Developed Countries Need to Step up on Energy Reform


Warsaw Climate Talks Opened this week

In a disheartening report by the New York Times this morning, Japan declares it will not meet the reduced carbon emissions target it set for 2020, citing the Fukushima disaster of 2011. The country is currently using zero percent nuclear power, which had previously supplied around 30% of the nation’s energy. As an energy source that released no carbon emissions, this obviously presented a major setback. Of course, one is infinitely sympathetic to Japan’s shutdown of its nuclear facilities, given that the destructive trifecta of 9.0 magnitude Earthquake, Typhoon and the meltdown of three nuclear reactors caused the evacuation of 100,000 people, and took the lives of over 19,000 in March, 2011. It was the worst nuclear accident since Chernobyl, which still affects lives today.

Amid global skepticism and fear over the risks of nuclear power (and understandably so) emerges an open letter from four esteemed climate scientists pleading with environmental policy makers to change their stance on nuclear power before we reach a tipping point; in their view, its our best solution. Nuclear has the twin benefits of zero carbon emissions and the strength to handle our massive demands for lights, heat and cooling.

Significant action against climate change is slow to permeate any countries, even the ones that raise the most fanfare. Changes are being made, but not enough and not with unanimous cooperation. Based on the limp description of the Copenhagen summit in 2009 below, it would appear this meeting wasn’t even worth the carbon emissions of the private jets world leaders undoubtedly took to get there.

Climate negotiations have been moving at a glacial pace since a meeting in Copenhagen in 2009 that ended in acrimony after the United States and rapidly developing countries like China were unable to come to terms on how to allocate responsibility,” write Hiroko Tabuchi and David Jolly in Japan Shelves Plans to Slash Emissions, Citing Fukushima

Currently, world leaders are meeting in Warsaw, with last week’s devastating Typhoon Haiyan in the Philippines a serious reminder of the consequences of continued stasis. Nadarev Saño, Phillipines representative at the conference, connects climate change with Haiyan, and does not doubt more powerful storms will continue as sea levels and average temperatures rise.

“As the Earth warms up, that would include the oceans. The energy that is stored in the waters off the Philippines will increase the intensity of typhoons and the trend we now see is that more destructive storms will be the new norm,” Saño, who is fasting during the conference to pressure world leaders to take action, tells National Geographic. “We refuse to accept that running away from storms, evacuating our families, suffering the devastation and misery, having to count our dead become a way of life…Typhoons such as Haiyan and its impacts represent a sobering reminder to the international community that we cannot afford to procrastinate on climate action.”

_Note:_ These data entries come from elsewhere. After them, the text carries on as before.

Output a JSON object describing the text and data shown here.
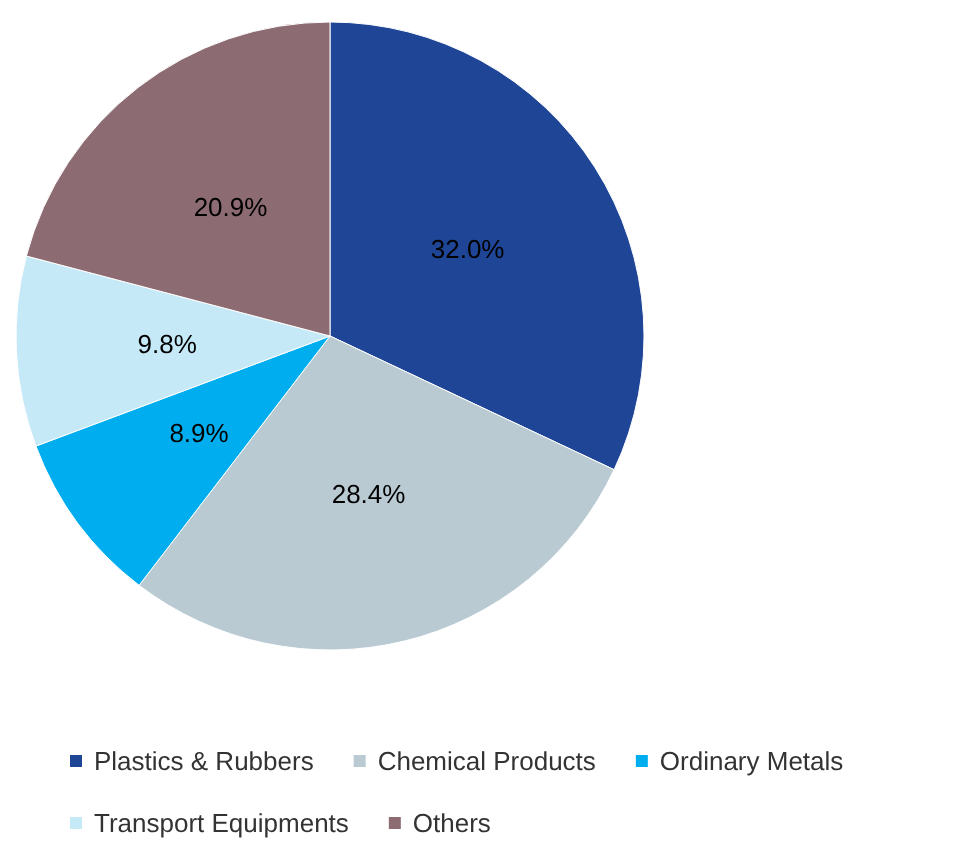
{
  "chart_data": {
    "type": "pie",
    "categories": [
      "Plastics & Rubbers",
      "Chemical Products",
      "Ordinary Metals",
      "Transport Equipments",
      "Others"
    ],
    "values": [
      32.0,
      28.4,
      8.9,
      9.8,
      20.9
    ],
    "colors": [
      "#1f4696",
      "#b9cad3",
      "#00aeef",
      "#c6e9f8",
      "#8c6b72"
    ],
    "value_labels": [
      "32.0%",
      "28.4%",
      "8.9%",
      "9.8%",
      "20.9%"
    ],
    "legend": "bottom"
  }
}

The Warsaw conference comes at the heels of another progressive flip-flopper in Australia:

“While Japan’s surprisingly modest plan was an unwelcome development to climate delegates, it was just one of many indications that negotiators will have a difficult time arranging anything beyond a cosmetic deal in Warsaw. It comes just two days after Australia’s new conservative government introduced a bill in Parliament to repeal the carbon tax enacted by its Labor predecessor.” (Tabuchi, Jolly)

Among the various disturbing effects of climate change is the blatant injustice inherent in the burden of these effects. The Philippines, a relatively poor country, lacks the infrastructure or economy to deal with the increased magnitude of natural disasters that will be the result of global warming. More developed nations, however, are responsible for the bulk of emissions. While everyone will experience the fallout, it’s clear that poorer nations will be less able to defend, rebuild, protect and provide aid when more powerful and erratic weather strikes, and as less powerful nations, it has to be up to us: The U.S., Japan and China, to take the next, and most significant steps.

However, embedded within the report is a sort of silver lining. Together, the globe’s top five carbon emitters (India, China, Russia, U.S. and Japan) make up 70% of global emissions. Getting the act together of five countries sounds a lot easier than trying to change and monitor progress in the other 191.

It’s definitely time to stop handling treaties, protocols and carbon taxes with lackluster adhesion. If we can’t provide cohesive leadership on energy reform, who will? Especially given that energy demand will continue to rise as developing countries want the same access to resources and opportunities for growth that we had.

I perceive our biggest issue to be coalescing a “green” agenda, with “our” agenda. The divisiveness between those who are for job creation and robust economic growth and those who favor regulations and restrictions always results in compromises where nothing really gets done. It’s time for the Warsaw summit and conferences like it to honor both of these aims as being on the same side, and uphold a vision of a prosperous, safe and sustainable future. As for how that happens, we’ll be watching the Warsaw talks closely.